Climate Change and Dissolved Organic Carbon Fluxes
Response surface showing modeled DOC flux and concentration as a function of discharge and month for the Penobscot River at Eddington, Maine.
The purpose of this project is to investigate the links between terrestrial, estuarine, and marine carbon cycling and fluvial transport of freshwater, nutrients, and dissolved organic carbon (DOC) to the near-coastal ocean. The project analyzes fluvial carbon export that integrates complex interacting processes occurring in natural and human-impacted terrestrial and aquatic environments. Changes in fluvial carbon export may indicate changes in carbon cycling in terrestrial ecosystems that are difficult to quantify directly but that may affect exchanges between the biosphere, geosphere, and atmosphere. Detecting changes in carbon export can provide insight into ongoing changes in terrestrial carbon cycling. In northern temperate forested ecosystems increases or decreases in carbon export may reflect a shift from carbon sink to carbon source or vice versa. Changes in carbon export can influence aquatic and marine biogeochemical processes including eutrophication, hypoxia, carbon sequestration or release from soils, sediments and biomass, ocean net primary productivity. This project examines the controls on the fluvial export of terrestrially-derived DOC including seasonal concentration-discharge relations, climatic variability, abundance of wetlands, types of wetlands, forest composition and other landscape variables. Historic hydrologic variability is studied to understand how climate change is affecting carbon cycling and carbon export.

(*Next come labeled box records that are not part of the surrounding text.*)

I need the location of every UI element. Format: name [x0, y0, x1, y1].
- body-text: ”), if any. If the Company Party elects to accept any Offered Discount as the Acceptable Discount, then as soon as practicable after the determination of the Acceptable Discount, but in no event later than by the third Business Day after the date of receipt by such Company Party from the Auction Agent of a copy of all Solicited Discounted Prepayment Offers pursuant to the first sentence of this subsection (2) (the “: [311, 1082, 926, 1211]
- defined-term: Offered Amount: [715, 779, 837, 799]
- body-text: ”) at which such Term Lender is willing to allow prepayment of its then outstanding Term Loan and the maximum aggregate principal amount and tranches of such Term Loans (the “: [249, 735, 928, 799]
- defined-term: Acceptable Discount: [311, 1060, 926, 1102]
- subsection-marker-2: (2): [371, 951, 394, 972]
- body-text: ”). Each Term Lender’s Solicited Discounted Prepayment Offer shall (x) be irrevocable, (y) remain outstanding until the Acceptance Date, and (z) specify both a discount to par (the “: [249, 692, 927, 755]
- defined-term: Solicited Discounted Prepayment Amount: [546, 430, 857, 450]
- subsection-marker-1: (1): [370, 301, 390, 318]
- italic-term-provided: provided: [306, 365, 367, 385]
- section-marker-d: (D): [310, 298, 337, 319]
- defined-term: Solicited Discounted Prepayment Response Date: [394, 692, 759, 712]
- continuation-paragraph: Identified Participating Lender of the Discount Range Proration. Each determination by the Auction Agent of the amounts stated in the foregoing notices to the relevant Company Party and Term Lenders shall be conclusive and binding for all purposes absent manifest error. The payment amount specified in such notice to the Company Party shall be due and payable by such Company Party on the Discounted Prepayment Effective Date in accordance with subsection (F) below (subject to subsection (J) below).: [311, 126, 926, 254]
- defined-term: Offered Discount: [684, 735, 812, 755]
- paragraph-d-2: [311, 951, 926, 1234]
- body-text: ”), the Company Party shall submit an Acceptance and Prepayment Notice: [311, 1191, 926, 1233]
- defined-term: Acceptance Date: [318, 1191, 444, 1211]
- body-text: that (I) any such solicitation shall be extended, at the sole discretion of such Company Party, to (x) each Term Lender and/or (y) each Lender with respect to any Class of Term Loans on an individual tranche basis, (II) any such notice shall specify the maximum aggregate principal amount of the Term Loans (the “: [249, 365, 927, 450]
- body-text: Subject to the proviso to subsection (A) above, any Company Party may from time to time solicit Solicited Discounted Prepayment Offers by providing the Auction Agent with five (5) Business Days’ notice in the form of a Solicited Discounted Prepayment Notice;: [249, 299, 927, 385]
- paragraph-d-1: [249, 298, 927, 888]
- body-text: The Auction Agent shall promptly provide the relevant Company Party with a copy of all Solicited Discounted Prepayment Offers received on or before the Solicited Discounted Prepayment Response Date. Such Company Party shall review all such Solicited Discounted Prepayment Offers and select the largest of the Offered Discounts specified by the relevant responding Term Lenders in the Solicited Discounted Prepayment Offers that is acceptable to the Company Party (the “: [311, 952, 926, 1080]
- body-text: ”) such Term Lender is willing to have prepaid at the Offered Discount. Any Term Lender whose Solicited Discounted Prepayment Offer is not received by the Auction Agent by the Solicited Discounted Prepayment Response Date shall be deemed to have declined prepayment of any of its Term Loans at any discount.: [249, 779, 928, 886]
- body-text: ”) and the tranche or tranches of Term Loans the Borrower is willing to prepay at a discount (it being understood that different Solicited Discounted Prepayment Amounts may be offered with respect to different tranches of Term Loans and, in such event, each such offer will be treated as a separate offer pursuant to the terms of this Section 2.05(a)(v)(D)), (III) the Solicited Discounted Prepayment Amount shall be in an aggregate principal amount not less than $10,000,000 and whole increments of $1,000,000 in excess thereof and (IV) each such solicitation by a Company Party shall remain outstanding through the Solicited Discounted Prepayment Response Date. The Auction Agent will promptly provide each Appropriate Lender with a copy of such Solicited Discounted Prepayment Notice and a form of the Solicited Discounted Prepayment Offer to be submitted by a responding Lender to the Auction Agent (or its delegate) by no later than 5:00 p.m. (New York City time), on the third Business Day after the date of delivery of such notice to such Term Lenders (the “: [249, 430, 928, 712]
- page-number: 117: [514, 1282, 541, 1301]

Why is this research important?
The evidence suggests that the global hydrologic cycle is intensifying. In the northeastern U.S. this hydrologic response to climate change includes an increase in precipitation and runoff and is projected to result in substantial changes in the seasonal delivery of water and organic carbon to the near-coastal ocean, and to an increase in summer drought severity. These hydrologic changes are altering the timing and magnitude of the delivery of dissolved organic carbon to the near-coastal ocean in the Gulf of Maine. Evidence suggests that increasing discharge is affecting nutrient inputs to the Gulf of Maine and that increasing export of DOC may be reducing light absorption by phytoplankton reducing primary productivity that could ultimately affect fisheries in the region. Changes in climate and hydrologic conditions may also affect the abundance, type, and connectivity of wetlands that, in turn, will affect the export of organic carbon.